La historia de Hitler entre 1938 y 1939 ofrece un paralelismo con la estrategia política de Trump en la actualidad.
En su afán expansionista, Hitler firmó con Stalin el Pacto de No Agresión, en 1939, que incluía un protocolo secreto para repartirse Polonia, algo que, efectivamente, ocurrió poco después. Pero antes de llegar a ese punto, las democracias europeas contribuyeron indirectamente a su agresividad. Inglaterra y Francia, con su política de apaciguamiento, evitaron confrontarlo cuando anexó Austria y los Sudetes, creyendo, ingenuamente, que así se podría contener su expansión. Esta inacción no solo le dio a Hitler más confianza para seguir adelante, sino que, en la práctica, convirtió a ambas potencias en cómplices indirectos de su avance.
La llamada alianza entre Hitler y Stalin solo pospuso temporalmente un enfrentamiento inevitable.
Para Hitler, estos acuerdos de fuerza eran maniobras destinadas a restaurar el prestigio perdido de Alemania tras la Primera Guerra Mundial. No obstante, al igual que Trump en su visión política, Hitler era un hombre inmoral convencido de que sus acciones estaban encaminadas a engrandecer a su nación.

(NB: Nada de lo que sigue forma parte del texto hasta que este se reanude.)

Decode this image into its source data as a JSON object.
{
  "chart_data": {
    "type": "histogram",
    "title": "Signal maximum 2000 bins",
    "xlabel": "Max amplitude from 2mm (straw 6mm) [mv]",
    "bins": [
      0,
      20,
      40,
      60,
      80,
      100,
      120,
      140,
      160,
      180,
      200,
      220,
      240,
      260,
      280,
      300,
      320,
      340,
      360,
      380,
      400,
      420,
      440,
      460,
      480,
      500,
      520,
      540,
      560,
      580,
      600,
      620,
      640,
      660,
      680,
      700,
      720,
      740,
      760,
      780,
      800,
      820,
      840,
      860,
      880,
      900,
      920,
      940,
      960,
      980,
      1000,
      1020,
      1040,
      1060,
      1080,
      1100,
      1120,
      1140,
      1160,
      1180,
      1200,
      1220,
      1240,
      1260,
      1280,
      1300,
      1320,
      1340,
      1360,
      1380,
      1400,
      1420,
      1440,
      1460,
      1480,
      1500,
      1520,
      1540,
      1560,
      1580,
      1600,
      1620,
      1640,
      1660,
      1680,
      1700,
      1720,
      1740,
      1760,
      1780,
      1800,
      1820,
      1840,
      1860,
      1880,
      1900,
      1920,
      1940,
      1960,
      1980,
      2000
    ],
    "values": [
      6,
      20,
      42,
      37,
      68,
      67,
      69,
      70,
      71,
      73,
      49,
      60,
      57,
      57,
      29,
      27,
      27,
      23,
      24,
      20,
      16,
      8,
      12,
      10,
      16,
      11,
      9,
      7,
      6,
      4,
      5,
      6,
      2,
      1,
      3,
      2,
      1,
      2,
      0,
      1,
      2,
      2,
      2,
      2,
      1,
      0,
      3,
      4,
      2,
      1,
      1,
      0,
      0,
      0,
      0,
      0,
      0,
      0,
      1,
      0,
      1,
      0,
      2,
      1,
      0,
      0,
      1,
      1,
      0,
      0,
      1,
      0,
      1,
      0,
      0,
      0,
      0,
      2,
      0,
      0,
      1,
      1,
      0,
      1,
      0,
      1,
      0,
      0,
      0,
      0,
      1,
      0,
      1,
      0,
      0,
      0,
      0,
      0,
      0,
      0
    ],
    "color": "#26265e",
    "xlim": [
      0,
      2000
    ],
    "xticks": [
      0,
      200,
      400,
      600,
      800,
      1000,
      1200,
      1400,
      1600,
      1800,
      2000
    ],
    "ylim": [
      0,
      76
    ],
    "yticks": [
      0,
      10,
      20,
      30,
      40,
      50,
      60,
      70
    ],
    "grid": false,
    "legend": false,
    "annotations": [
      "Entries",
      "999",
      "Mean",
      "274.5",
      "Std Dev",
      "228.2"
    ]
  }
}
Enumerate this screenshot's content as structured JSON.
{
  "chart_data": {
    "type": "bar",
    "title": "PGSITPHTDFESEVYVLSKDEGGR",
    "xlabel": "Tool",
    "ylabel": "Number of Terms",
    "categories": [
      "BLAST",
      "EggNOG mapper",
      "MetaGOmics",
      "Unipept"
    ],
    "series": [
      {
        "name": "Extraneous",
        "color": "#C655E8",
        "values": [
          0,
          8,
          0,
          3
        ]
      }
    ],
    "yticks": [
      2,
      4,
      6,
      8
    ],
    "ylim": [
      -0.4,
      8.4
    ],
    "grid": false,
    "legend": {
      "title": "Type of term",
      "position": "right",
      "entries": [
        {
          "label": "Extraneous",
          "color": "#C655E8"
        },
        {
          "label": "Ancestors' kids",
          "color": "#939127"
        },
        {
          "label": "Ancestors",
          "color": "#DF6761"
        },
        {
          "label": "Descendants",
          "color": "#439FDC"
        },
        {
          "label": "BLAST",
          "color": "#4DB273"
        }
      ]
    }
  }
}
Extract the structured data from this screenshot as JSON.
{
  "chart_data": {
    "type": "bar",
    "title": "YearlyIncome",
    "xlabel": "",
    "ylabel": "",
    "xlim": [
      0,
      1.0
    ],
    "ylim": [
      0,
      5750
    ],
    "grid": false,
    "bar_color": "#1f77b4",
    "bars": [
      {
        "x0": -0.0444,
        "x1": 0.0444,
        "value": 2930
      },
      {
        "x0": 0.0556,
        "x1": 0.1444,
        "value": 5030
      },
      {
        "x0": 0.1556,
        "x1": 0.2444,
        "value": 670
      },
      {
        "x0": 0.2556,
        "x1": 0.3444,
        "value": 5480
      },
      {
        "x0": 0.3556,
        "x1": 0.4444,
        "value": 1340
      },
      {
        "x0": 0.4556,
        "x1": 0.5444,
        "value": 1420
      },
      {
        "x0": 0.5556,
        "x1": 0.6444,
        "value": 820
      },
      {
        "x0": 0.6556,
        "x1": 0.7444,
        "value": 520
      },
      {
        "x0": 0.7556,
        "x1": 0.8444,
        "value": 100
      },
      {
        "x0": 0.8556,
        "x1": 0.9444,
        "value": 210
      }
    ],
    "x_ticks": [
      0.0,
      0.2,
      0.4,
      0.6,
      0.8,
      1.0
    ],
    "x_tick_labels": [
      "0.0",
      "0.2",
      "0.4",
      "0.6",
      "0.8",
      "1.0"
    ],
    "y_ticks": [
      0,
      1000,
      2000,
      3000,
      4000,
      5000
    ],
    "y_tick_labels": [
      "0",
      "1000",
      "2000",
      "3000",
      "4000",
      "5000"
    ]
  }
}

Desde el principio, ni Hitler ni Stalin tenían intenciones reales de respetar el pacto. Ambos sabían que las profundas diferencias ideológicas entre el nazismo y el comunismo harían inevitable un conflicto futuro, del mismo modo que la democracia capitalista de Estados Unidos es incompatible con la autocracia de Putin, sin importar la aparente cercanía entre Trump y el líder ruso.
La llamada alianza entre Hitler y Stalin solo pospuso temporalmente un enfrentamiento inevitable. En 1941, Hitler rompió el acuerdo e invadió la Unión Soviética, desatando una guerra brutal en el frente oriental que terminaría debilitando severamente al Tercer Reich.